Step Three: Approach the farter with language such as "Do you know why you are sitting here?" "Do you know why we don't fart in other people's faces?" and "Are you ready to go back to your seat and behave appropriately?"

Step Four: Return the student to working on the work of the class. (It might be prudent to observe to see if the student is having trouble with the assignment).

There is a disturbing trend towards assuming that anyone who disagrees with a methodology that is applied (particularly when it relates to discipline) is a non-teacher. Parents are particularly assumed to be totally ignorant. This tends to breed a resistance to interaction and learning that could be helpful to teachers.

Michael Shirley said...

Anonymous, Mike said that he handled the situation and the parents objected to him handling it. I don't know how he handled it and neither do you. For all you know, he handled it the way you suggested, and the parents thought it was punishment (yes, some parents would believe that).

Anonymous said...

I believe it was Baked Beans who made the specific request as to how I would have handled it. But since this whole conversations sprang from MiT defending the suspension of a (young) kid who was sniffing a non-toxic marker, I rather suspect he might have handled it differently than I would.

Mike in Texas said...

Actually I didn't defend the punishment, I suggested there may be more to the story than the media is saying. I suggested perhaps the child took the marker without permision, which in Texas we call stealing, or is a chronic behavior problem.

I also said that if the fumes HAD been toxic the parents would probably be running to their lawyer's office to file a lawsuit.

Luckily, Sharpies are non-toxic.

The Rule of 500 is not for dealing with students, its for dealing with the "helicopter" parents who can't stand it when there little darling gets punished for behavior they allow or encourage at home.

Mike in Texas said...

I also find it interesting how some automatically assume I was unable to handle the farting child.
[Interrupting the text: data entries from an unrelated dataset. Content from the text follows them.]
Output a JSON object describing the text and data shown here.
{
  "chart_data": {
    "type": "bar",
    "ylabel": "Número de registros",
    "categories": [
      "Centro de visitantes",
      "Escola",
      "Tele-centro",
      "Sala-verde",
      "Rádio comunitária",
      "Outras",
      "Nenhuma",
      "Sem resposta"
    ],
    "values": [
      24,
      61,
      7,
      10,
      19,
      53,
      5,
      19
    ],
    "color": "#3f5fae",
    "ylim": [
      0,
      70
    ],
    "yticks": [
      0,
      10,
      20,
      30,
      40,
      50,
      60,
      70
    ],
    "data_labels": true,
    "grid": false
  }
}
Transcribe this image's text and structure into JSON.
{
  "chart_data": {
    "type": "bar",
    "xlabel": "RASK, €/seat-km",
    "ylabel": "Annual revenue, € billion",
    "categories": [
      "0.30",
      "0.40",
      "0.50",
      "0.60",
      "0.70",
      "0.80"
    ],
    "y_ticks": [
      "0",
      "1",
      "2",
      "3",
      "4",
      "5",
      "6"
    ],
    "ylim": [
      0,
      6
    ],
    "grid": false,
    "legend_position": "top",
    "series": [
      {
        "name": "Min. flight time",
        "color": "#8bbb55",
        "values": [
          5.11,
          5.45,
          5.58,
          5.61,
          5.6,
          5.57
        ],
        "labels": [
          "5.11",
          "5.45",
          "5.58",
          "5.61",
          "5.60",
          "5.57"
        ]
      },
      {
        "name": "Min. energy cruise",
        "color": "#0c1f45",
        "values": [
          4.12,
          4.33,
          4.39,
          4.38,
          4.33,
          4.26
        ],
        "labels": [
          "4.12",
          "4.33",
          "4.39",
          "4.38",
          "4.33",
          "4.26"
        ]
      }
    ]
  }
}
I am a 15 year teacher in a profession where 50% quit within their first 5 years. As a science lab teacher who sees over 500 kids a week, I know a thing or two about maintaining discipline.

Anonymous said...

Frustrated parent.... Wow, seems like the heated debate of right and wrong between parents and teachers will go on forever. Shutting parents up is exacately the problem - listening and deciding TOGETHER on an appropriate punishement for that particular child would be best. What did that young child learn out of this - probably confused and now forever labeled in the school system as a problem child with over protective unreasonable parents and sniffing drugs too boot. I think the adults are the disruptive parties in this situation, not the child. If you had 500 students sniffing sharpies - that school needs to fire everyone and start over. Would it be so hard that the punishment fits the crime. Get over your power over OUR CHILDREN! Stop distroying a wonderful child with stupid consequences. Seems like the power trip has gone to the principal and teacher's heads. Comparing college kids with elementary kids - HELLO... need I explain more?? The teachers who are the most difficult to deal with are the NON Parental teachers. I am not a teacher, however, if I behaved as most teachers behaved in my profession - I WOULD BE FIRED!!! Shutting parents up only gets them more defensive and questioning your abilities as a teacher. Thinking you need to look in the job section of your local newspaper - teaching isn't your strong suit!